Kesalahan dalam mengidentifikasi dan mengukur parameter ini dapat menyebabkan penolakan Pertek atau, yang lebih fatal, pelanggaran lingkungan di masa depan. Oleh karena itu, bantuan dari Konsultan Pertek Air Limbah sangat diperlukan. Konsultan Pertek Air Limbah profesional akan memandu Anda memahami parameter mana saja yang wajib Anda ukur, laporkan, dan olah.

1. Parameter Kunci (Parameter Dasar) yang Selalu Masuk Pertek


Terdapat beberapa parameter yang hampir selalu menjadi bagian dari setiap Pertek Air Limbah, terlepas dari sektor industrinya (kecuali ditentukan lain oleh BMAL sektoral). Parameter ini mencerminkan kondisi umum air limbah dan beban pencemaran utamanya. Jika Anda bekerja sama dengan Konsultan Pertek Air Limbah, mereka akan mengawali kajian dengan parameter-parameter ini:

a. pH (Tingkat Keasaman/Kebasaan)

pH adalah parameter termudah diukur, namun paling fundamental. Nilai pH yang ekstrem (terlalu asam atau terlalu basa) dapat membunuh mikroorganisme di perairan dan merusak infrastruktur pipa. Mayoritas Baku Mutu Air Limbah (BMAL) di Indonesia menetapkan rentang pH yang diizinkan adalah 6 hingga 9.

Rumus dasar perhitungan konsentrasi ion hidrogen ($[H^+]$) adalah:

$$\text{pH} = – \log_{10}[H^+]$$

b. Chemical Oxygen Demand (COD)

COD mengukur jumlah oksigen yang dibutuhkan untuk mengoksidasi semua materi organik dan anorganik dalam air limbah secara kimiawi. Nilai COD yang tinggi menunjukkan adanya zat pencemar yang sulit terurai secara hayati. Oleh sebab itu, Konsultan Pertek Air Limbah akan menekankan pentingnya merancang proses pengolahan yang mampu menurunkan nilai COD secara signifikan.

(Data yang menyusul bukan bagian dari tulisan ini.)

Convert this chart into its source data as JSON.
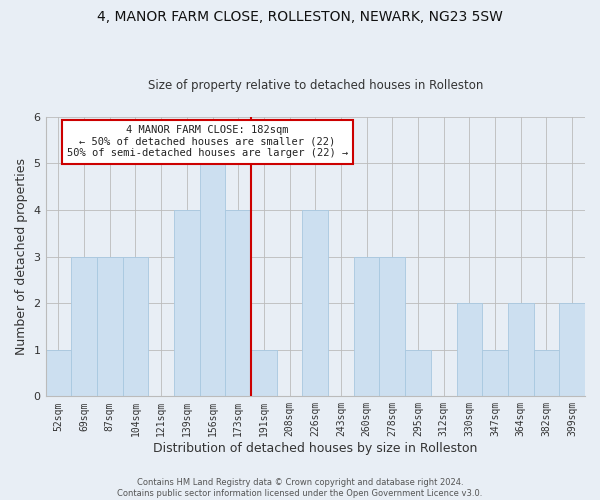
{
  "title": "4, MANOR FARM CLOSE, ROLLESTON, NEWARK, NG23 5SW",
  "subtitle": "Size of property relative to detached houses in Rolleston",
  "xlabel": "Distribution of detached houses by size in Rolleston",
  "ylabel": "Number of detached properties",
  "bar_labels": [
    "52sqm",
    "69sqm",
    "87sqm",
    "104sqm",
    "121sqm",
    "139sqm",
    "156sqm",
    "173sqm",
    "191sqm",
    "208sqm",
    "226sqm",
    "243sqm",
    "260sqm",
    "278sqm",
    "295sqm",
    "312sqm",
    "330sqm",
    "347sqm",
    "364sqm",
    "382sqm",
    "399sqm"
  ],
  "bar_values": [
    1,
    3,
    3,
    3,
    0,
    4,
    5,
    4,
    1,
    0,
    4,
    0,
    3,
    3,
    1,
    0,
    2,
    1,
    2,
    1,
    2
  ],
  "bar_color": "#ccdff0",
  "bar_edge_color": "#a8c8e0",
  "vline_color": "#cc0000",
  "annotation_title": "4 MANOR FARM CLOSE: 182sqm",
  "annotation_line1": "← 50% of detached houses are smaller (22)",
  "annotation_line2": "50% of semi-detached houses are larger (22) →",
  "annotation_box_color": "#ffffff",
  "annotation_box_edge": "#cc0000",
  "ylim": [
    0,
    6
  ],
  "yticks": [
    0,
    1,
    2,
    3,
    4,
    5,
    6
  ],
  "footer1": "Contains HM Land Registry data © Crown copyright and database right 2024.",
  "footer2": "Contains public sector information licensed under the Open Government Licence v3.0.",
  "bg_color": "#e8eef5",
  "plot_bg_color": "#e8eef5",
  "title_fontsize": 10,
  "subtitle_fontsize": 8.5,
  "axis_label_fontsize": 8,
  "tick_fontsize": 7,
  "annotation_fontsize": 7.5,
  "footer_fontsize": 6
}
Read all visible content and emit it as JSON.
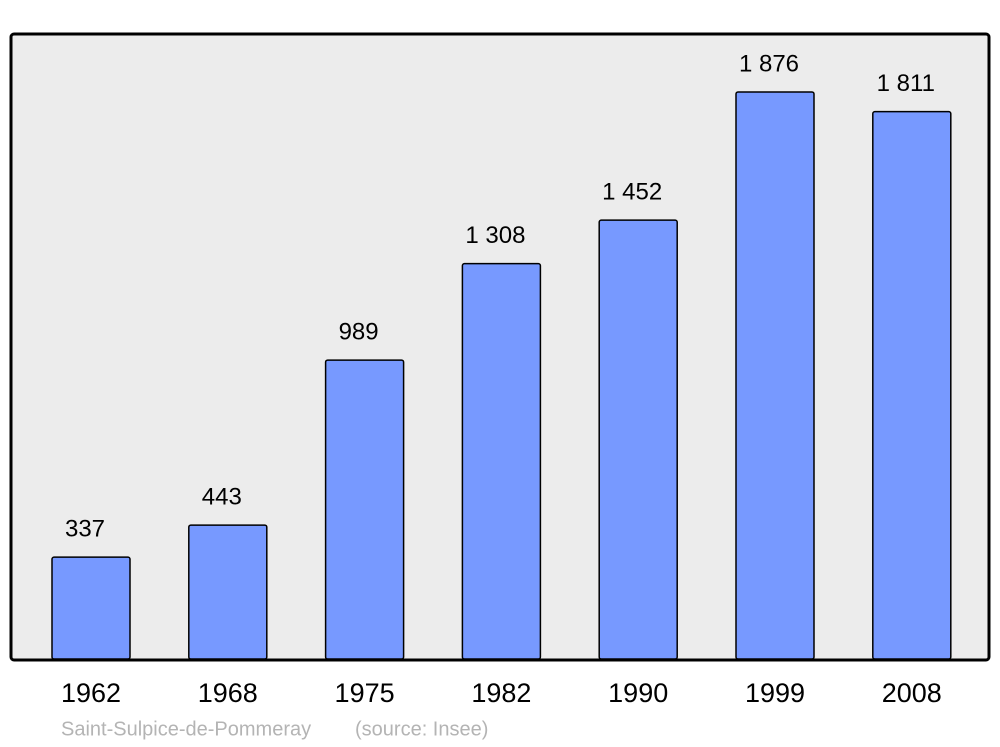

c. Total Suspended Solids (TSS)

TSS adalah total padatan tersuspensi dalam air limbah yang dapat disaring. Padatan ini menyebabkan kekeruhan, menghalangi penetrasi cahaya matahari ke badan air, dan dapat mengganggu respirasi biota air. Pengurangan TSS biasanya dilakukan melalui proses fisika seperti sedimentasi dan filtrasi.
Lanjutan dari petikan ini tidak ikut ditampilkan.